A bug in Level Finance’s reward mechanism allowed an attacker to siphon $1M in LVL tokens

This week, Level Finance was hacked for $1 million worth of its native LVL token. The BNB Chain-native non-custodial spot and perpetual contracts exchange confirmed on May 1 that the attacker targeted its LevelReferralControllerV2 referral contract that enables repeated claims, making away with more than 214 LVLs which they exchanged for 3,345 BNB.

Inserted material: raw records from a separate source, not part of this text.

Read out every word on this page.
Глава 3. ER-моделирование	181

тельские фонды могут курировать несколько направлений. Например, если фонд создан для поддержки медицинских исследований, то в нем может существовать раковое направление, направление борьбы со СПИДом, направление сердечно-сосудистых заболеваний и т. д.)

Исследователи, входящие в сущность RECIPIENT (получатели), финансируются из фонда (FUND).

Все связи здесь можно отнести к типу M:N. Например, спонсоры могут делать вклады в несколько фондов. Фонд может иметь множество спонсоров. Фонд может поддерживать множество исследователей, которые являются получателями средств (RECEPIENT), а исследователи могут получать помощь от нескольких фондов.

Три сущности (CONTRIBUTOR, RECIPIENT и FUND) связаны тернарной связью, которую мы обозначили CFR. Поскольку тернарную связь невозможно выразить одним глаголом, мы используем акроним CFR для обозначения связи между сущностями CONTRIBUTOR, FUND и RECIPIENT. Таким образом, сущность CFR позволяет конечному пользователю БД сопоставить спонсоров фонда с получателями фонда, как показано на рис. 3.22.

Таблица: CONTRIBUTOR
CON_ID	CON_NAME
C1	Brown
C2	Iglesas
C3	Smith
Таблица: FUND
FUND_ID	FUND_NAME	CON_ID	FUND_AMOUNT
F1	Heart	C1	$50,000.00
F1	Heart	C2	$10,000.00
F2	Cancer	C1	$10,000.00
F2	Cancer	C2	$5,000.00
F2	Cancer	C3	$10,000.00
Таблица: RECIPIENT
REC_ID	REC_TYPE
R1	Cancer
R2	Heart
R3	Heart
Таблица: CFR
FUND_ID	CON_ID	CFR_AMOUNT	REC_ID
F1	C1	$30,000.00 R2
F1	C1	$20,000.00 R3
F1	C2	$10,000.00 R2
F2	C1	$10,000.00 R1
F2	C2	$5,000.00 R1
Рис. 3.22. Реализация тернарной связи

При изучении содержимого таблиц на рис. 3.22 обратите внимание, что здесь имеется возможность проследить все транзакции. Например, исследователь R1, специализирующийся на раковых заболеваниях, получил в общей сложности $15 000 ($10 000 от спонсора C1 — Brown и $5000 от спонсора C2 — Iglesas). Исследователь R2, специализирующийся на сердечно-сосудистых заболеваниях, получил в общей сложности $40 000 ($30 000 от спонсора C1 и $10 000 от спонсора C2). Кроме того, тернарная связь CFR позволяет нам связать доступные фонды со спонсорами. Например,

Blockchain security company PeckShield said that the hack resulted from a bug that allowed repeated referral claims (in the same epoch), which Level Finance confirmed was from a recent update to its incentive mechanism. The platform temporarily halted its referral program to end the attack, though the event did not affect its liquidity pools or linked DAOs.

Deus Finance paused contracts and burned DEI following a $6M hack

In a more recent incident, DeFi protocol Deus Finance confirmed over the weekend that it was the victim of a hack on its BNB Smart Chain and Arbitrum deployments. Though not confirmed yet, the manipulation saw it lose more than $6 million in crypto assets.  The attack was front run by a bot according to PeckShield, allowing the hacker to make away with 1,337,375 BUSD from DEI/BUSD pools, and a further $5 million on the ARB/ETH pools. Deus paused all contracts and DEI tokens on-chain burned in response to mitigate against more losses. The protocol team added that it actively evaluating the underlying collateral of the DEI, and will devise a comprehensive recovery and redemption plan depending on pre-burn DEI balances.

Recognizing that some individuals may have taken part in arbitrage endeavors following the breach and gotten stuck while at it, Deus said it was actively assessing to see whether these transactions can be reversed expeditiously to resolve the matter. The DeFi platform pointed out that the Deus v3 system, currently in use, is isolated from DEI and therefore was unaffected by the events. It has also urged the attacker to relinquish 80% of the proceeds and consider the rest a white hat bounty. In a tweet earlier today, the DEI stablecoin issuer Deus Finance said the exploiter(s) had complied and sent back 2,023 ETH to a recovery multi-sig wallet address managed by trusted members of Yearn Finance.